Our family survived, thrived with help of public benefits. HB 7 would destroy that help.
Our family’s story is what it is today, in good part due to the help we have received through the years from food assistance programs like food stamps (SNAP) and WIC. Some call it the safety-net or welfare, but whatever you call it, we call it our lifeline. It held us up when we may have been dragged down until we could get back on our feet. House Bill 7, which is currently being debated in the Kentucky Legislature, would slash that safety net and take that lifeline away from people like us.
Katherine Shaw (mom)
I’ve been a single mom for most of my life, and when there was a partner, that person was often not engaged in the well-being of our family.
I found out as a young adult that I was pregnant with twins. Their father decided to leave and I tried to juggle raising them and working. My only job opportunities were low paying and the costs of child care were high. The help I received through SNAP enabled me to give birth to healthy near-term twins. I relied on the WIC program so I could nurse healthy babies. Without these programs, I would have had to choose between utilities, rent, or food. SNAP and WIC helped provide continuity when so much was uncertain.
My third child, Leandra, was born soon after the twins, and I received housing assistance as well as continued SNAP and child care assistance while I worked a full-time, low paying job. I decided to return to school to improve my earning potential, and these resources, combined with subsidized housing, enabled me and my children the ability to pursue an education. SNAP provided that baseline of help that enabled us to have a steady family life even with the difficulties we faced.
Leandra Forman (daughter)
I grew up with a single mother who wasn’t always single. A story I share with many in Kentucky. My mother is a survivor of domestic violence, parental alcoholism, sexual abuse, and a graduate of the foster care system. When she moved from Ohio to Kentucky she did not come with the safety net of financial or family support.
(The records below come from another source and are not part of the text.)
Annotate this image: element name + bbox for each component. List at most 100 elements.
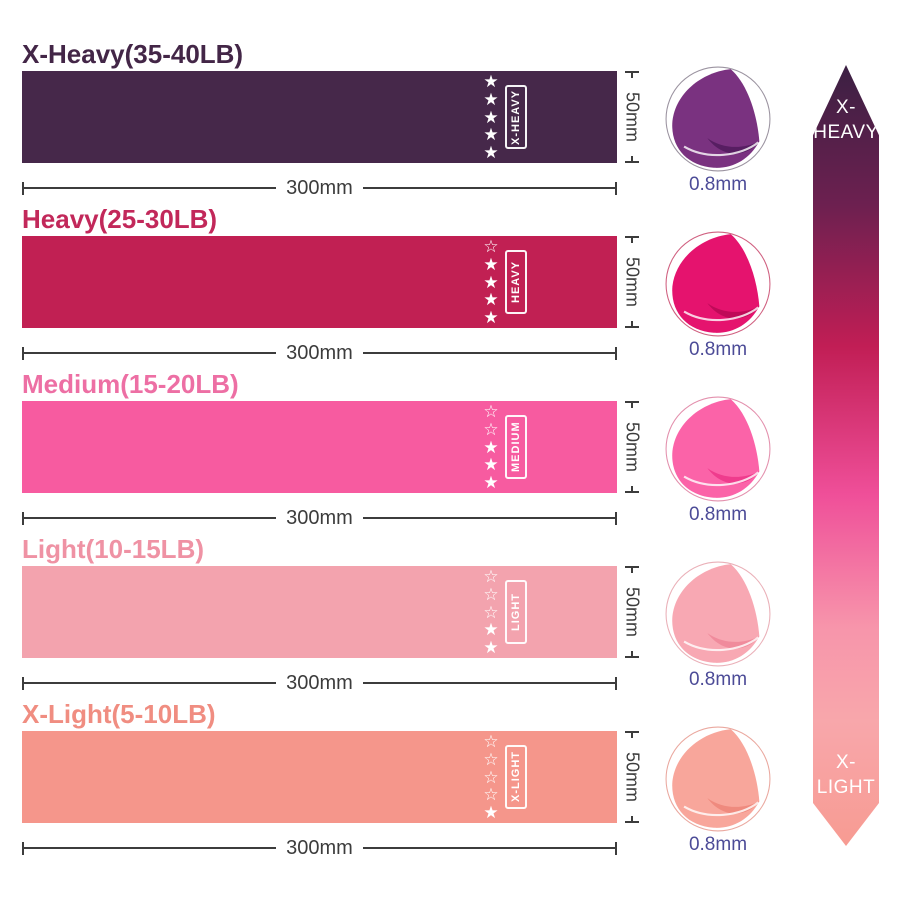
band-sections: X-Heavy(35-40LB) ★ ★ ★ ★ ★ X-HEAVY 50mm 300m… [0, 40, 900, 865]
thickness-label: 0.8mm [688, 339, 748, 360]
thickness-label: 0.8mm [688, 669, 748, 690]
dimension-stub [631, 73, 633, 78]
star-filled-icon: ★ [483, 125, 499, 145]
band-row: ☆ ☆ ☆ ★ ★ LIGHT 50mm [22, 566, 643, 658]
star-filled-icon: ★ [483, 638, 499, 657]
dimension-stub [631, 486, 633, 491]
width-dimension-label: 300mm [286, 837, 353, 859]
star-filled-icon: ★ [483, 89, 499, 109]
band-title: Heavy(25-30LB) [22, 204, 218, 234]
dimension-stub [631, 403, 633, 408]
band-row: ☆ ☆ ☆ ☆ ★ X-LIGHT 50mm [22, 731, 643, 823]
star-column: ☆ ☆ ☆ ☆ ★ [480, 733, 502, 821]
width-dimension-label: 300mm [286, 342, 353, 364]
band-photo-block: 0.8mm [664, 726, 772, 856]
band-section: Heavy(25-30LB) ☆ ★ ★ ★ ★ HEAVY 50mm 300mm [0, 205, 900, 370]
arrow-bottom-label: X- LIGHT [813, 750, 879, 800]
dimension-tick [22, 346, 24, 360]
width-dimension-marker: 300mm [22, 672, 618, 694]
star-outline-icon: ☆ [483, 584, 499, 604]
dimension-tick [625, 656, 639, 658]
fold-crease-highlight [683, 801, 759, 817]
dimension-tick [615, 511, 618, 525]
band-swatch: ☆ ☆ ☆ ☆ ★ X-LIGHT [22, 731, 617, 823]
dimension-tick [625, 161, 639, 163]
arrow-bottom-label-line2: LIGHT [816, 777, 876, 798]
width-dimension-label: 300mm [286, 507, 353, 529]
thickness-label: 0.8mm [688, 174, 748, 195]
band-row: ★ ★ ★ ★ ★ X-HEAVY 50mm [22, 71, 643, 163]
dimension-line [362, 847, 616, 849]
folded-band-body [672, 399, 760, 498]
dimension-stub [631, 733, 633, 738]
dimension-tick [625, 491, 639, 493]
dimension-line [362, 352, 616, 354]
star-outline-icon: ☆ [483, 419, 499, 439]
height-dimension-marker: 50mm [622, 71, 643, 163]
band-photo-block: 0.8mm [664, 66, 772, 196]
dimension-tick [625, 326, 639, 328]
band-title: X-Light(5-10LB) [22, 699, 216, 729]
star-filled-icon: ★ [483, 72, 499, 91]
width-dimension-label: 300mm [286, 672, 353, 694]
dimension-tick [625, 821, 639, 823]
fold-crease-highlight [683, 471, 759, 487]
dimension-stub [631, 156, 633, 161]
star-filled-icon: ★ [483, 455, 499, 475]
thickness-label: 0.8mm [688, 504, 748, 525]
fold-crease-highlight [683, 141, 759, 157]
height-dimension-label: 50mm [622, 256, 643, 307]
width-dimension-marker: 300mm [22, 507, 618, 529]
band-row: ☆ ☆ ★ ★ ★ MEDIUM 50mm [22, 401, 643, 493]
height-dimension-marker: 50mm [622, 401, 643, 493]
height-dimension-marker: 50mm [622, 566, 643, 658]
star-filled-icon: ★ [483, 272, 499, 292]
folded-band-photo [665, 561, 771, 667]
star-filled-icon: ★ [483, 107, 499, 127]
dimension-tick [615, 181, 618, 195]
dimension-tick [22, 841, 24, 855]
dimension-tick [625, 71, 639, 73]
dimension-line [24, 682, 277, 684]
dimension-line [362, 517, 616, 519]
fold-crease-highlight [683, 306, 759, 322]
arrow-top-label-line1: X- [836, 97, 856, 118]
height-dimension-label: 50mm [622, 751, 643, 802]
band-photo-block: 0.8mm [664, 231, 772, 361]
dimension-stub [631, 568, 633, 573]
height-dimension-marker: 50mm [622, 731, 643, 823]
band-strength-label: MEDIUM [505, 415, 527, 479]
height-dimension-marker: 50mm [622, 236, 643, 328]
dimension-tick [625, 401, 639, 403]
height-dimension-label: 50mm [622, 91, 643, 142]
folded-band-body [672, 69, 760, 168]
folded-band-body [672, 564, 760, 663]
folded-band-photo [665, 231, 771, 337]
height-dimension-label: 50mm [622, 421, 643, 472]
star-filled-icon: ★ [483, 308, 499, 327]
dimension-stub [631, 816, 633, 821]
width-dimension-marker: 300mm [22, 177, 618, 199]
height-dimension-label: 50mm [622, 586, 643, 637]
width-dimension-marker: 300mm [22, 342, 618, 364]
star-column: ☆ ★ ★ ★ ★ [480, 238, 502, 326]
star-filled-icon: ★ [483, 803, 499, 822]
star-outline-icon: ☆ [483, 767, 499, 787]
width-dimension-label: 300mm [286, 177, 353, 199]
dimension-tick [22, 676, 24, 690]
band-swatch: ☆ ☆ ☆ ★ ★ LIGHT [22, 566, 617, 658]
band-photo-block: 0.8mm [664, 561, 772, 691]
intensity-arrow: X- HEAVY X- LIGHT [813, 65, 879, 846]
dimension-line [362, 682, 616, 684]
dimension-line [24, 517, 277, 519]
star-filled-icon: ★ [483, 254, 499, 274]
star-filled-icon: ★ [483, 620, 499, 640]
star-outline-icon: ☆ [483, 402, 499, 421]
folded-band-body [672, 729, 760, 828]
dimension-stub [631, 651, 633, 656]
band-title: X-Heavy(35-40LB) [22, 39, 244, 69]
star-filled-icon: ★ [483, 473, 499, 492]
width-dimension-marker: 300mm [22, 837, 618, 859]
dimension-tick [22, 181, 24, 195]
star-outline-icon: ☆ [483, 602, 499, 622]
When she married my stepfather, we found access to more resources than when we were living in Section 8 housing, but it came at a cost. After years of abuse, my mother risked everything to leave that relationship for the health of herself and us. As we left, my mother applied for SNAP benefits, knowing that way we could afford safe housing and still eat on a single income. Without that lifeline being there, I’m not sure we could have left.
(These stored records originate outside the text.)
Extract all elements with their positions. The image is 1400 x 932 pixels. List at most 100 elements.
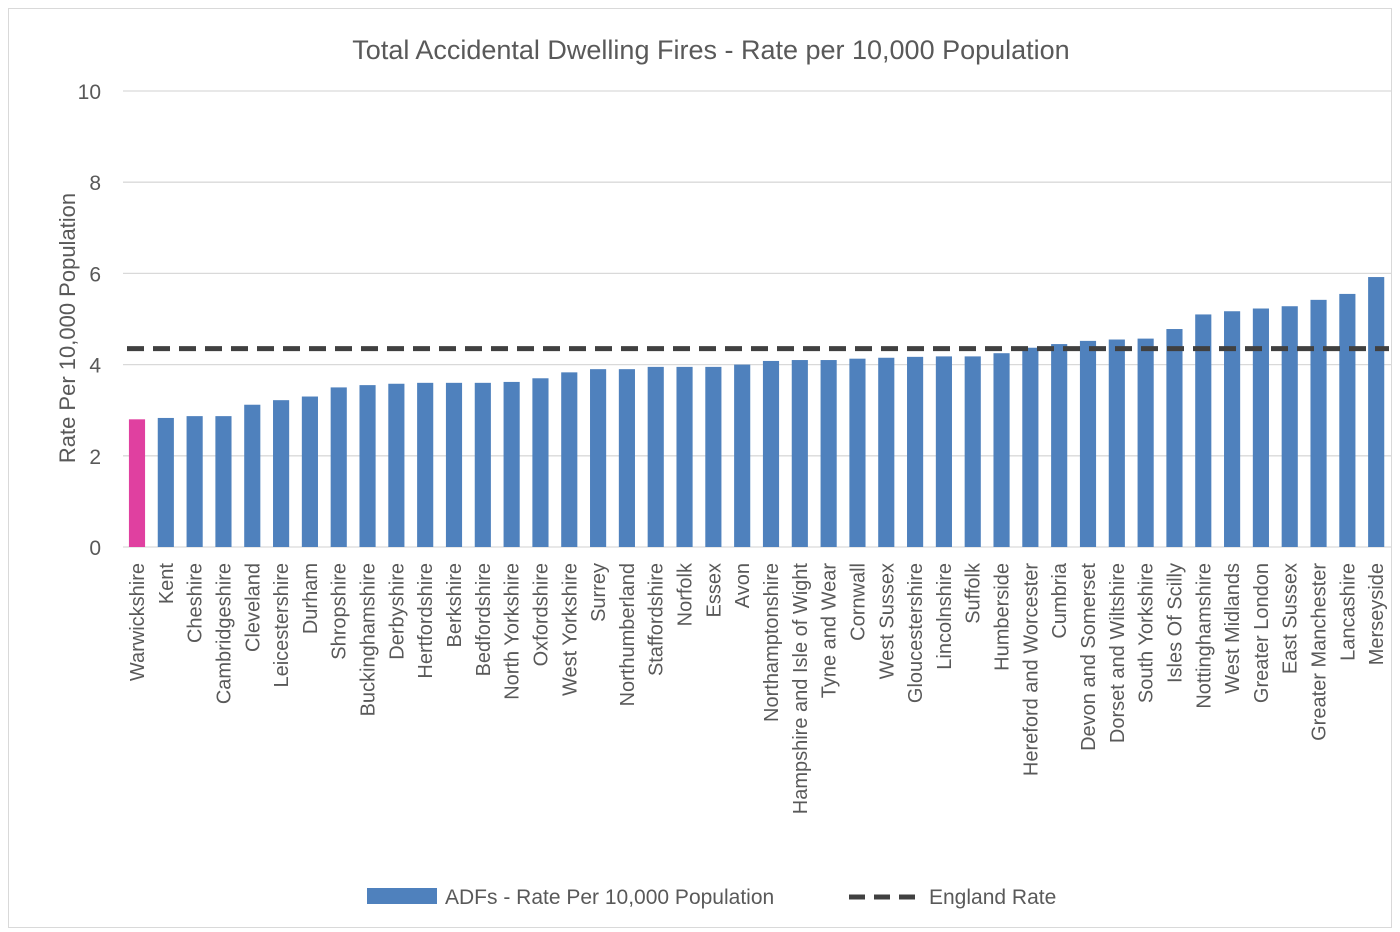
legend-label-england-rate: England Rate: [929, 886, 1056, 909]
y-axis-label: Rate Per 10,000 Population: [55, 193, 80, 463]
x-tick-label: Dorset and Wiltshire: [1107, 563, 1129, 743]
bar-durham: [301, 396, 318, 547]
x-tick-label: Suffolk: [963, 562, 985, 624]
x-tick-label: Nottinghamshire: [1193, 563, 1215, 709]
bar-devon-and-somerset: [1079, 340, 1097, 547]
bar-dorset-and-wiltshire: [1108, 339, 1125, 547]
x-tick-label: Avon: [732, 563, 754, 608]
x-tick-label: Greater London: [1251, 563, 1273, 703]
bars: [128, 277, 1385, 547]
y-tick-label: 10: [78, 81, 101, 104]
bar-cambridgeshire: [215, 416, 232, 547]
x-tick-label: Hertfordshire: [415, 563, 437, 679]
x-tick-label: South Yorkshire: [1136, 563, 1158, 703]
x-tick-label: East Sussex: [1280, 563, 1302, 674]
legend-label-adfs: ADFs - Rate Per 10,000 Population: [445, 886, 774, 909]
bar-west-midlands: [1224, 311, 1241, 547]
y-ticks: 0 2 4 6 8 10: [78, 81, 102, 560]
bar-suffolk: [964, 356, 981, 547]
x-tick-label: Humberside: [992, 563, 1014, 671]
x-tick-label: Merseyside: [1366, 563, 1388, 665]
x-tick-label: Surrey: [588, 563, 610, 622]
chart-svg: Total Accidental Dwelling Fires - Rate p…: [55, 35, 1391, 909]
x-tick-label: Kent: [156, 563, 178, 605]
bar-nottinghamshire: [1195, 314, 1212, 547]
x-tick-label: Norfolk: [675, 562, 697, 626]
bar-northamptonshire: [762, 360, 780, 547]
bar-cumbria: [1051, 344, 1068, 547]
legend-swatch-adfs: [367, 888, 437, 904]
bar-hertfordshire: [417, 382, 434, 547]
bar-staffordshire: [647, 366, 664, 547]
bar-warwickshire: [128, 419, 146, 547]
x-tick-label: Berkshire: [444, 563, 466, 647]
y-tick-label: 0: [89, 537, 101, 560]
x-tick-label: Derbyshire: [386, 563, 408, 660]
bar-hereford-and-worcester: [1022, 347, 1039, 547]
bar-gloucestershire: [907, 356, 924, 547]
bar-west-yorkshire: [561, 372, 578, 547]
x-tick-label: Cumbria: [1049, 562, 1071, 638]
x-tick-label: Warwickshire: [127, 563, 149, 681]
bar-northumberland: [618, 369, 635, 547]
x-tick-label: Isles Of Scilly: [1164, 563, 1186, 683]
x-tick-label: Oxfordshire: [530, 563, 552, 666]
x-tick-label: Gloucestershire: [905, 563, 927, 703]
bar-west-sussex: [878, 357, 895, 547]
bar-essex: [705, 366, 722, 547]
bar-leicestershire: [273, 400, 290, 547]
x-tick-label: Durham: [300, 563, 322, 634]
x-tick-label: West Midlands: [1222, 563, 1244, 694]
chart-frame: Total Accidental Dwelling Fires - Rate p…: [8, 8, 1392, 928]
x-tick-label: Essex: [703, 563, 725, 617]
bar-merseyside: [1368, 277, 1385, 547]
bar-buckinghamshire: [359, 385, 376, 547]
x-tick-label: Bedfordshire: [473, 563, 495, 676]
y-tick-label: 6: [89, 263, 101, 286]
legend: ADFs - Rate Per 10,000 Population Englan…: [367, 886, 1056, 909]
x-tick-label: West Sussex: [876, 563, 898, 679]
x-tick-label: Lancashire: [1337, 563, 1359, 661]
bar-derbyshire: [388, 383, 405, 547]
bar-lincolnshire: [935, 356, 952, 547]
bar-hampshire-and-isle-of-wight: [791, 360, 808, 547]
bar-oxfordshire: [532, 378, 549, 547]
bar-north-yorkshire: [503, 381, 520, 547]
x-tick-label: Northamptonshire: [761, 563, 783, 722]
bar-surrey: [590, 369, 607, 547]
bar-kent: [157, 417, 174, 547]
bar-cheshire: [186, 416, 203, 547]
x-tick-label: Lincolnshire: [934, 563, 956, 670]
x-tick-label: Hereford and Worcester: [1020, 563, 1042, 776]
x-tick-label: Devon and Somerset: [1078, 563, 1100, 751]
bar-bedfordshire: [474, 382, 491, 547]
bar-greater-manchester: [1310, 299, 1327, 547]
x-tick-label: Buckinghamshire: [358, 563, 380, 716]
x-tick-label: Tyne and Wear: [819, 563, 841, 699]
x-tick-label: Cambridgeshire: [213, 563, 235, 704]
x-tick-label: Greater Manchester: [1309, 563, 1331, 741]
x-tick-label: North Yorkshire: [502, 563, 524, 700]
x-tick-label: Staffordshire: [646, 563, 668, 676]
x-tick-label: Shropshire: [329, 563, 351, 660]
bar-humberside: [993, 353, 1010, 547]
x-tick-label: Cheshire: [185, 563, 207, 643]
x-tick-label: Cleveland: [242, 563, 264, 652]
x-tick-label: Northumberland: [617, 563, 639, 706]
x-tick-label: Leicestershire: [271, 563, 293, 688]
bar-greater-london: [1252, 308, 1269, 547]
y-tick-label: 8: [89, 172, 101, 195]
x-tick-labels: Warwickshire Kent Cheshire Cambridgeshire Cl…: [127, 562, 1388, 814]
bar-east-sussex: [1281, 306, 1298, 547]
x-tick-label: Cornwall: [847, 563, 869, 641]
bar-tyne-and-wear: [820, 360, 837, 547]
y-tick-label: 2: [89, 446, 101, 469]
bar-shropshire: [330, 387, 347, 547]
bar-isles-of-scilly: [1166, 329, 1183, 547]
x-tick-label: Hampshire and Isle of Wight: [790, 563, 812, 815]
bar-avon: [734, 364, 751, 547]
y-tick-label: 4: [89, 355, 101, 378]
bar-berkshire: [445, 382, 463, 547]
x-tick-label: West Yorkshire: [559, 563, 581, 696]
bar-lancashire: [1339, 293, 1356, 547]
My father had heart disease, hypertension, and diabetes. Doctors told us he wouldn’t live to see my graduation from high school. He lay in the ICU for 9 days, but made it to my graduation, and then continued to decline. While I was still in my early twenties, caretaking my father while walking in his line cook footsteps set us both up for a lifetime of penny counting, ignoring medical bills, and hoping that no one came to take the house away. I wanted more. I applied to Berea College, unique not only in the state but in the country for its lack of tuition, its income requirements, and work opportunities.
Five years of paying for Dad’s bills and medications, and my own medical bills from having multiple sclerosis, left us with next to nothing. As an older student, as well as one still providing care for my father, I was awarded the flexibility of living off campus. I applied for SNAP benefits in Madison County and received a little over $200 a month. Without SNAP I would never have been able to provide healthy meals for myself and my father. Despite assistance from the school, I graduated with less in my bank account than ever before.
My time at Berea, powered by free tuition and supplemented by SNAP gave me a degree. That safety net allowed me to move back to my hometown of Lexington and gave me the credentials to get a job at FoodChain where I help make sure my neighbors are fed, regardless of their circumstances. The lifeline of SNAP and WIC mean that I am now able to cast that lifeline to others, especially those who currently don’t qualify for those benefits.
House Bill 7 would add red tape, barriers, costs and penalties to safety net programs that connect people in situations like ours with health care and keep food on the table. This bill creates reporting requirements that would make it basically impossible for people fleeing abusive and violent relationships to keep public benefits.
We hope, for the sake of families like ours, that the General Assembly does not pass this cruel and misguided bill.
Katherine Shaw is a long time Lexington resident, where she raised three children. She graduated from the University of Kentucky, and currently works in healthcare. She volunteers with local organizations that focus on food equity, biodiversity, and with her church’s children and youth. Leandra Forman is a Berea College graduate who has been at FoodChain since May of 2015.